Bjarne Melgaard’s engagement with painting, sculpture, drawing, installation, architecture, fashion, literature, film as a gallerist and curator as well as a cultural commentator makes him one of the most interesting practitioners of his generation. His work has not been seen in London since his important exhibition at the ICA in 2012 and it is timely that Galerie Thaddaeus Ropac is showing a new body of work completed since he returned to live in Oslo after a prolonged period in New York.
Where did you first discover Bjarne Melgaard?
I have been conscious of Bjarne’s work for some time. However, it was his show at the ICA in London, with all its ambition and complexity that underscored his importance for me.
How does Bjarne fit in under Galerie Thaddaeus Ropac’s profile?
Galerie Thaddaeus Ropac represents a roster of artists from a range of backgrounds that cover various concepts and techniques; everything from Joseph Beuys to Antony Gormley to Bjarne himself. The Ropac programme is constantly evolving to incorporate young, active and, in Bjarne’s case, ‘radical’ artists. Displaying Bjarne’s work concurrently with that of Sturtevant, a similarly pioneering artist of her day, perfectly exemplifies the Ropac profile.
What can Bjarne, from your point of view, supply to the modern art scene?
It is Bjarne’s appetite for culture in the broadest sense and his engagement with a range of cultural forms from painting to fashion to literature, that makes him such a fascinating artist. It is remarkable to think that he has written 14 novels, and is incredibly active and respected on an international stage. His work exemplifies his engagement across art forms and across cultures.

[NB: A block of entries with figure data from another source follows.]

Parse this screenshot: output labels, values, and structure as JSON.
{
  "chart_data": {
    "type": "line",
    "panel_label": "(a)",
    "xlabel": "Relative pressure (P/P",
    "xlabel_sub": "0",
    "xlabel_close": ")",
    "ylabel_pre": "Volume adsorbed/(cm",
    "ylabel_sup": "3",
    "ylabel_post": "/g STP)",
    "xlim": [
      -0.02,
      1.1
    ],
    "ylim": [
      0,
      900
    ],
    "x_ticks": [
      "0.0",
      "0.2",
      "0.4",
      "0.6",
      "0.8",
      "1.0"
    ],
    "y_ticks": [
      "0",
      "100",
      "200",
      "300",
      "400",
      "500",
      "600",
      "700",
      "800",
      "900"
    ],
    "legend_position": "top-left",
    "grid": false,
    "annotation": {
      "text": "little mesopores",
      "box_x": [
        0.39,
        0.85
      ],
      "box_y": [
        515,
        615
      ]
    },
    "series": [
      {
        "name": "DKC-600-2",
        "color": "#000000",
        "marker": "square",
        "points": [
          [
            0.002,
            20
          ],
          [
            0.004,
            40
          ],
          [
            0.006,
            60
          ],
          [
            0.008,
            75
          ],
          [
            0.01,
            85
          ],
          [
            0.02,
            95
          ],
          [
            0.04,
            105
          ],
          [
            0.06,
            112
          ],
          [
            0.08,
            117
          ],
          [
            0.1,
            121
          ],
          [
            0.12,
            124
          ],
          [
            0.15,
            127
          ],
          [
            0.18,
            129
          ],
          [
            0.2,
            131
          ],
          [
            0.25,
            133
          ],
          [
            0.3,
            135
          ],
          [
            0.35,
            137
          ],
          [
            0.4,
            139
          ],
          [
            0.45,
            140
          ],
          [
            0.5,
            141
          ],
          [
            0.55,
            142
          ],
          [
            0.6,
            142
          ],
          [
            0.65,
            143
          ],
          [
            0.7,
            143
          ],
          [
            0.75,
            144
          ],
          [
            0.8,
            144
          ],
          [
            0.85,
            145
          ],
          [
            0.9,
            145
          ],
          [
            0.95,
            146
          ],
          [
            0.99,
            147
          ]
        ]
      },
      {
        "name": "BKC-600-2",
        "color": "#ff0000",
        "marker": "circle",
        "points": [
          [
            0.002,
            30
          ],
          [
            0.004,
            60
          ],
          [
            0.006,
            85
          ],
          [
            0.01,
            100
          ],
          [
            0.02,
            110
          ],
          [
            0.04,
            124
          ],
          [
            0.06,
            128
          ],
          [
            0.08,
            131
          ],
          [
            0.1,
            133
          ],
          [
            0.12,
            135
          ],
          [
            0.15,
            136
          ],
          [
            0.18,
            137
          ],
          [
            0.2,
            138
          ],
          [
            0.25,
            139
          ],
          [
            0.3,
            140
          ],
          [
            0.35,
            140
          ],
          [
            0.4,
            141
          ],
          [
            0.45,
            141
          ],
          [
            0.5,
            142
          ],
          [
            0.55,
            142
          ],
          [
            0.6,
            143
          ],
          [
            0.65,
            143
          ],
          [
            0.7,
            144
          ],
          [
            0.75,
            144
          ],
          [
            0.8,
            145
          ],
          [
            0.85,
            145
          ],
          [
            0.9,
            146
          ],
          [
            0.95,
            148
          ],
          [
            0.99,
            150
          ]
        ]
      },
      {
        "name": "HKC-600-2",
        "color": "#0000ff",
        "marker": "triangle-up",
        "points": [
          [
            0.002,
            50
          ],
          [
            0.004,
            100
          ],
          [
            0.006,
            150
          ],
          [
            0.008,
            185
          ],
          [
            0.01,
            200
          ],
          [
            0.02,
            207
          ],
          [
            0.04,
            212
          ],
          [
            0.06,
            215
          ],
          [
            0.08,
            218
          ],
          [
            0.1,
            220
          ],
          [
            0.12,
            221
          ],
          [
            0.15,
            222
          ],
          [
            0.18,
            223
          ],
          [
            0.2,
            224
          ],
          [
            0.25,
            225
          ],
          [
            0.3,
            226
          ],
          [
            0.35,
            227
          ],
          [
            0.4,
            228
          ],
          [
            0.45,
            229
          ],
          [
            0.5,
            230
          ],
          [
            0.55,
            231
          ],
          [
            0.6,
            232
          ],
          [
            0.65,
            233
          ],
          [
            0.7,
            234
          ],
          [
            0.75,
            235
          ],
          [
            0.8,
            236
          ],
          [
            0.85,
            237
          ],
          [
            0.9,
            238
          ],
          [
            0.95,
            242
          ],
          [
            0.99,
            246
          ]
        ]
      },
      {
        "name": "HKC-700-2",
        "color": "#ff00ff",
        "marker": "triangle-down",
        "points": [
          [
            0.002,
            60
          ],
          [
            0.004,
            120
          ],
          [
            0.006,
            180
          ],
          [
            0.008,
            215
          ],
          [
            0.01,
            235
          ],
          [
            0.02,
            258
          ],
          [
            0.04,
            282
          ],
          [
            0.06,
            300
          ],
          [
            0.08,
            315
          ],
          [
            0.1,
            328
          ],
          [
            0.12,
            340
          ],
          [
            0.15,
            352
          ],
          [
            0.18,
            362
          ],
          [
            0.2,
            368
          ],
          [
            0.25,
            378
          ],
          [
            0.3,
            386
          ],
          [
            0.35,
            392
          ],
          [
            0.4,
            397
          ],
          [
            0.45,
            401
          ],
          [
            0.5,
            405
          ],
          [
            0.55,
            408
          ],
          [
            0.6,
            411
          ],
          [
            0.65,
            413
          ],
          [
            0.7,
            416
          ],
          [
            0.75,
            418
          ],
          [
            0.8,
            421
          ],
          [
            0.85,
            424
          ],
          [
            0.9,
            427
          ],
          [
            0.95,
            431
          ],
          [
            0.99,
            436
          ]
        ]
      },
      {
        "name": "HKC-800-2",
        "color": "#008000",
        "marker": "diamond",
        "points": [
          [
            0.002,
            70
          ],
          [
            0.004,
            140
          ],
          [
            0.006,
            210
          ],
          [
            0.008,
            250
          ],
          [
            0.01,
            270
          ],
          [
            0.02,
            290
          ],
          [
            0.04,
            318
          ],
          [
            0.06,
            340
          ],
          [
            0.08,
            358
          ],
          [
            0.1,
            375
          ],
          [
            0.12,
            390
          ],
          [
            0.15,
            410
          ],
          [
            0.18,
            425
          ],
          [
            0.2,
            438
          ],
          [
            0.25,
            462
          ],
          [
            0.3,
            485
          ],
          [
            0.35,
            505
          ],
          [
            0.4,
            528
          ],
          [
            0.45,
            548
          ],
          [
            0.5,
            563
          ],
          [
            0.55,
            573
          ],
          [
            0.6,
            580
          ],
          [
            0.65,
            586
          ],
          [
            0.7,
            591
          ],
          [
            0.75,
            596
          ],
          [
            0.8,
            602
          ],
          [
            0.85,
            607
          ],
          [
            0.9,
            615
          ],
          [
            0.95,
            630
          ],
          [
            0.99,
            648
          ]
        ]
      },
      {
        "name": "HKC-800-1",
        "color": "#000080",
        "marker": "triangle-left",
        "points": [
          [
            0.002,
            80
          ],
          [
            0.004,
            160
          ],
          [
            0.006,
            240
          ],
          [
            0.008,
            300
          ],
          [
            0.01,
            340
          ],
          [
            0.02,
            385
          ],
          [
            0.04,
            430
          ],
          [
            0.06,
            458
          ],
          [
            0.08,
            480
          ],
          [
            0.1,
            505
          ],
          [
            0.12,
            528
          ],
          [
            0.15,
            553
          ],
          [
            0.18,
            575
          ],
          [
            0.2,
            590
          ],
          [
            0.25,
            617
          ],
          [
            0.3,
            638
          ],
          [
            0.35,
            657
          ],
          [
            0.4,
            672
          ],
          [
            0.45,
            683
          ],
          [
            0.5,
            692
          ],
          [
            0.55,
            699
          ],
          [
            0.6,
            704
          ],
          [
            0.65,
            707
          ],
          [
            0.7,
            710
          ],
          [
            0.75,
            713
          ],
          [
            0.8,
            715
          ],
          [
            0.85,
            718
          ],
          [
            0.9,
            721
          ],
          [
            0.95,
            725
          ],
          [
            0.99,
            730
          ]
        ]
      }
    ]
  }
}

Bjarne’s work is also incredibly intimate. The physical exhibition here in the London gallery Bodyparty (Substance Paintings) is an introspective body of work and Life Killed My Chihuahua, the virtual extension, is a digital insight into Bjarne’s practice presented via the gallery’s Instagram platform (@thaddaeusropac). There is a rare honesty in his art that, through this digital time capsule and its innovative curation, will leave a lasting impact on the art world whilst drawing intriguing connections between London and Oslo.
Which artist would you compare Melgaard to, here in the UK?
Bjarne’s vision is a singular one and like all artists his work is unique. England has many important artists and it is exciting to present Bjarne’s work in the context of London and in particular at the Galerie Thaddaeus Ropac, which is situated in the heart of the city.
Do you have any upcoming projects at the moment, or visions for new curator projects?
The work of the Gallery is incredibly varied and dynamic with an exciting year ahead. I shall be engaged on a range of projects and I am greatly looking forward to seeing how they will play out over the course of 2018.